Legalized marijuana raises many questions: mayor says

Marijuana plants

Troy Shantz

Ontario’s plan to let the LCBO run the first 150 marijuana stores when Ottawa legalizes pot sales next year leaves many questions unanswered, Sarnia’s mayor says.

The first 40 cannabis outlets, which will be separate from liquor stores, will appear next July in areas where “dispensaries” are illegally now selling weed, said Mike Bradley, who participated in a conference call with the Attorney General on Sept. 8.

“They’re going to give notice to us for these locations, but will we have the power to say ‘no’ to them if we don’t like the locations?” he asked. “That’s not clear.”

Bradley said it’s also unclear what, if any, of the revenue the province will rake in will be shared with municipalities to fund the increased cost of enforcement.

“In a border city, I expect places like Sarnia, Windsor… will see an influx of what I call ‘toking tourists,’” he said.

“We need assistance. We should be sharing the revenue just as we did use to share in the slot-machine revenue, no strings attached.”

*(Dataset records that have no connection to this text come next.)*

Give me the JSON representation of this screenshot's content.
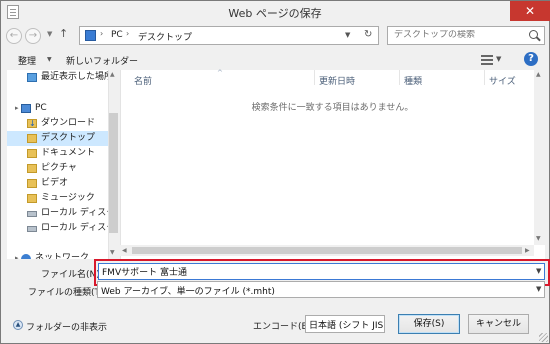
{
  "window": {
    "title": "Web ページの保存",
    "close_label": "✕"
  },
  "nav": {
    "back_glyph": "←",
    "forward_glyph": "→",
    "up_glyph": "↑",
    "address": {
      "segments": [
        "PC",
        "デスクトップ"
      ],
      "separator": "›",
      "refresh_glyph": "↻"
    },
    "search": {
      "placeholder": "デスクトップの検索"
    }
  },
  "commandbar": {
    "organize": "整理",
    "new_folder": "新しいフォルダー",
    "help": "?"
  },
  "sidebar": {
    "items": [
      {
        "label": "最近表示した場所",
        "icon": "recent-places-icon"
      },
      {
        "label": "PC",
        "icon": "pc-icon"
      },
      {
        "label": "ダウンロード",
        "icon": "downloads-folder-icon"
      },
      {
        "label": "デスクトップ",
        "icon": "desktop-folder-icon",
        "selected": true
      },
      {
        "label": "ドキュメント",
        "icon": "documents-folder-icon"
      },
      {
        "label": "ピクチャ",
        "icon": "pictures-folder-icon"
      },
      {
        "label": "ビデオ",
        "icon": "videos-folder-icon"
      },
      {
        "label": "ミュージック",
        "icon": "music-folder-icon"
      },
      {
        "label": "ローカル ディスク (C",
        "icon": "disk-c-icon"
      },
      {
        "label": "ローカル ディスク (D",
        "icon": "disk-d-icon"
      },
      {
        "label": "ネットワーク",
        "icon": "network-icon"
      }
    ],
    "expand_glyph": "▸"
  },
  "filelist": {
    "columns": [
      "名前",
      "更新日時",
      "種類",
      "サイズ"
    ],
    "empty_message": "検索条件に一致する項目はありません。"
  },
  "form": {
    "filename_label": "ファイル名(N):",
    "filename_value": "FMVサポート 富士通",
    "filetype_label": "ファイルの種類(T):",
    "filetype_value": "Web アーカイブ、単一のファイル (*.mht)"
  },
  "footer": {
    "hide_folders": "フォルダーの非表示",
    "encoding_label": "エンコード(E):",
    "encoding_value": "日本語 (シフト JIS)",
    "save_button": "保存(S)",
    "cancel_button": "キャンセル"
  },
  "colors": {
    "highlight_outline": "#d8182b",
    "selection": "#cde8ff",
    "close_button": "#c7372f"
  }
}
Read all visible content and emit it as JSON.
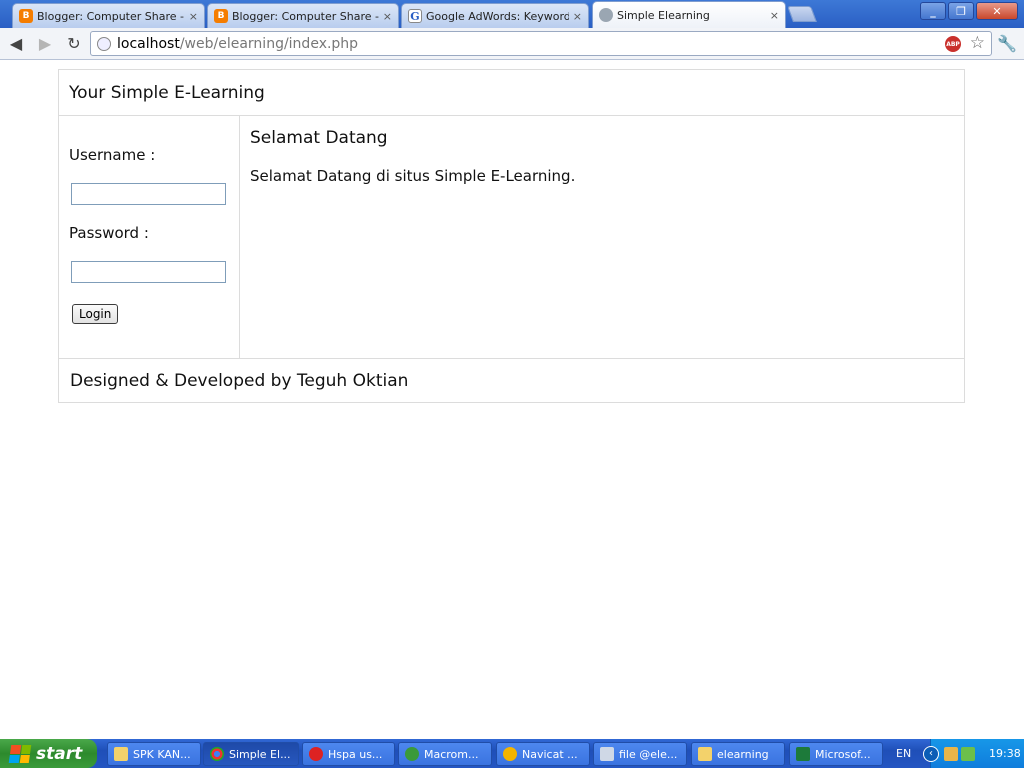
{
  "browser": {
    "tabs": [
      {
        "title": "Blogger: Computer Share - All",
        "icon": "blogger-icon",
        "active": false
      },
      {
        "title": "Blogger: Computer Share - Cre",
        "icon": "blogger-icon",
        "active": false
      },
      {
        "title": "Google AdWords: Keyword To",
        "icon": "google-icon",
        "active": false
      },
      {
        "title": "Simple Elearning",
        "icon": "globe-icon",
        "active": true
      }
    ],
    "close_glyph": "×",
    "url_host": "localhost",
    "url_path": "/web/elearning/index.php",
    "abp_label": "ABP"
  },
  "site": {
    "header_title": "Your Simple E-Learning",
    "username_label": "Username :",
    "username_value": "",
    "password_label": "Password :",
    "password_value": "",
    "login_button": "Login",
    "content_heading": "Selamat Datang",
    "content_text": "Selamat Datang di situs Simple E-Learning.",
    "footer_text": "Designed & Developed by Teguh Oktian"
  },
  "taskbar": {
    "start_label": "start",
    "items": [
      {
        "label": "SPK KAN...",
        "icon": "folder-icon",
        "active": false
      },
      {
        "label": "Simple El...",
        "icon": "chrome-icon",
        "active": true
      },
      {
        "label": "Hspa us...",
        "icon": "modem-icon",
        "active": false
      },
      {
        "label": "Macrom...",
        "icon": "dreamweaver-icon",
        "active": false
      },
      {
        "label": "Navicat ...",
        "icon": "navicat-icon",
        "active": false
      },
      {
        "label": "file @ele...",
        "icon": "notepad-icon",
        "active": false
      },
      {
        "label": "elearning",
        "icon": "folder-icon",
        "active": false
      },
      {
        "label": "Microsof...",
        "icon": "excel-icon",
        "active": false
      }
    ],
    "language": "EN",
    "clock": "19:38"
  }
}
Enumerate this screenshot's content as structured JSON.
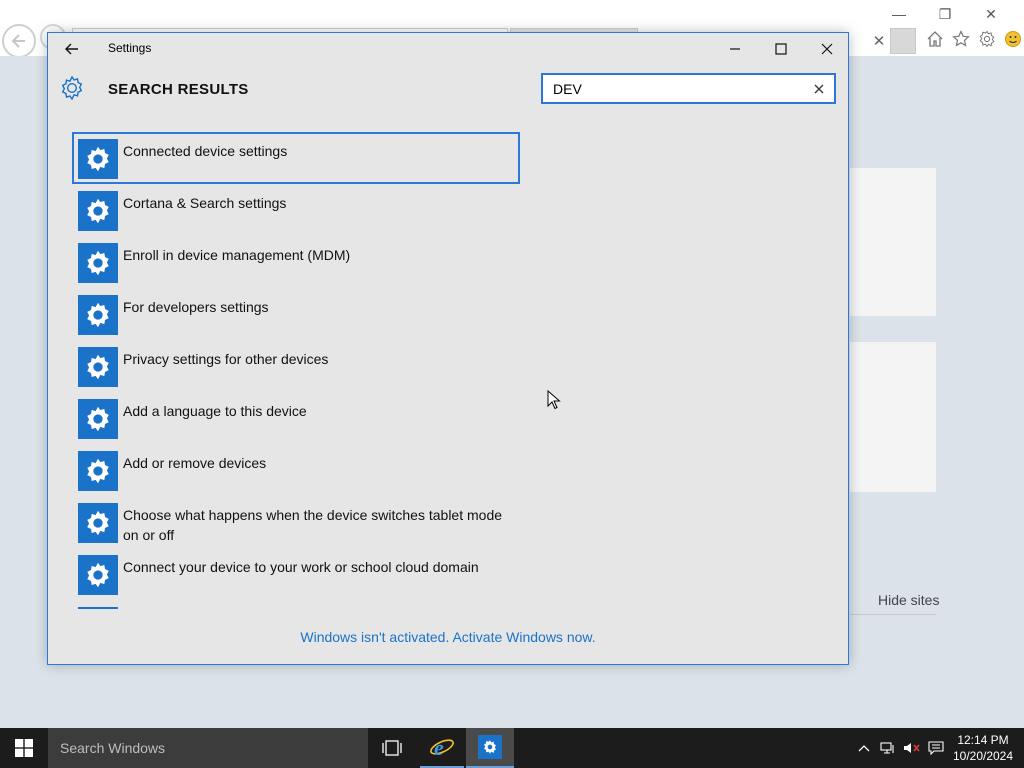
{
  "browser": {
    "hide_sites_label": "Hide sites"
  },
  "settings": {
    "window_title": "Settings",
    "header_title": "SEARCH RESULTS",
    "search": {
      "value": "DEV",
      "placeholder": ""
    },
    "results": [
      {
        "label": "Connected device settings",
        "focused": true
      },
      {
        "label": "Cortana & Search settings"
      },
      {
        "label": "Enroll in device management (MDM)"
      },
      {
        "label": "For developers settings"
      },
      {
        "label": "Privacy settings for other devices"
      },
      {
        "label": "Add a language to this device"
      },
      {
        "label": "Add or remove devices"
      },
      {
        "label": "Choose what happens when the device switches tablet mode on or off"
      },
      {
        "label": "Connect your device to your work or school cloud domain"
      }
    ],
    "activation_notice": "Windows isn't activated. Activate Windows now."
  },
  "taskbar": {
    "search_placeholder": "Search Windows",
    "clock_time": "12:14 PM",
    "clock_date": "10/20/2024"
  },
  "colors": {
    "accent": "#2b78d8",
    "icon_blue": "#1a73c8",
    "window_bg": "#e6e6e6",
    "taskbar_bg": "#1c1c1c"
  }
}
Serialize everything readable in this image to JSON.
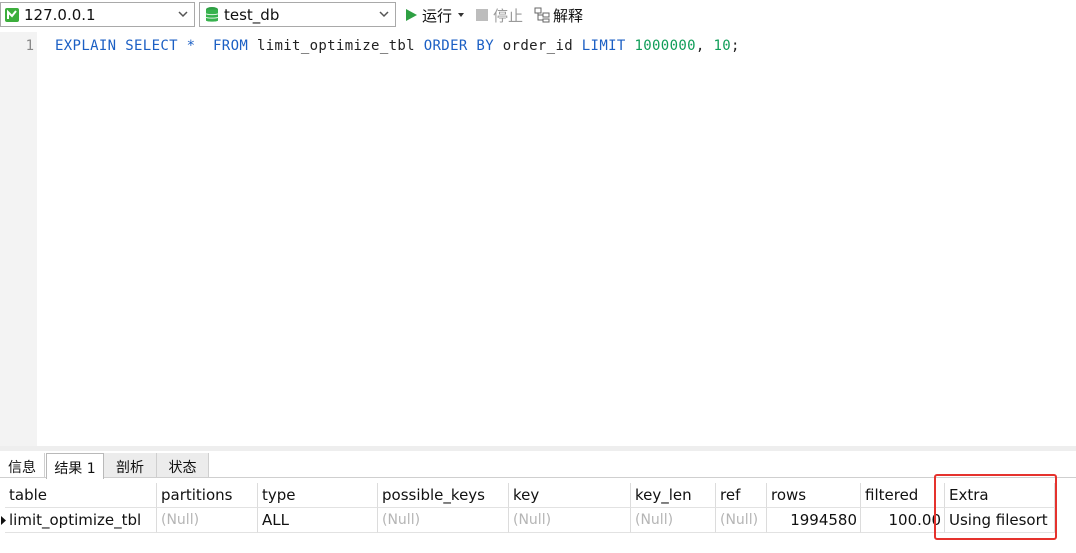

The legal age for purchase and consumption will be 19, the province said. In addition to the retail locations, marijuana will be available for purchase online through the LCBO.

Consumption will be limited to private homes, the province said.

Meanwhile, the federal government said Friday it is earmarking $274 million for policing and border enforcement associated with legalized recreational pot.

Nearly half of the money would be used to train front-line officers in how to recognized drug-impaired drivers and increase the use of drug-screening devices.

Under proposed federal legislation, police could demand a saliva sample from a driver suspected of having drugs in his or her system.

If the saliva test indicated a possible offence, the driver could be examined by an evaluating officer or required to provide a blood sample.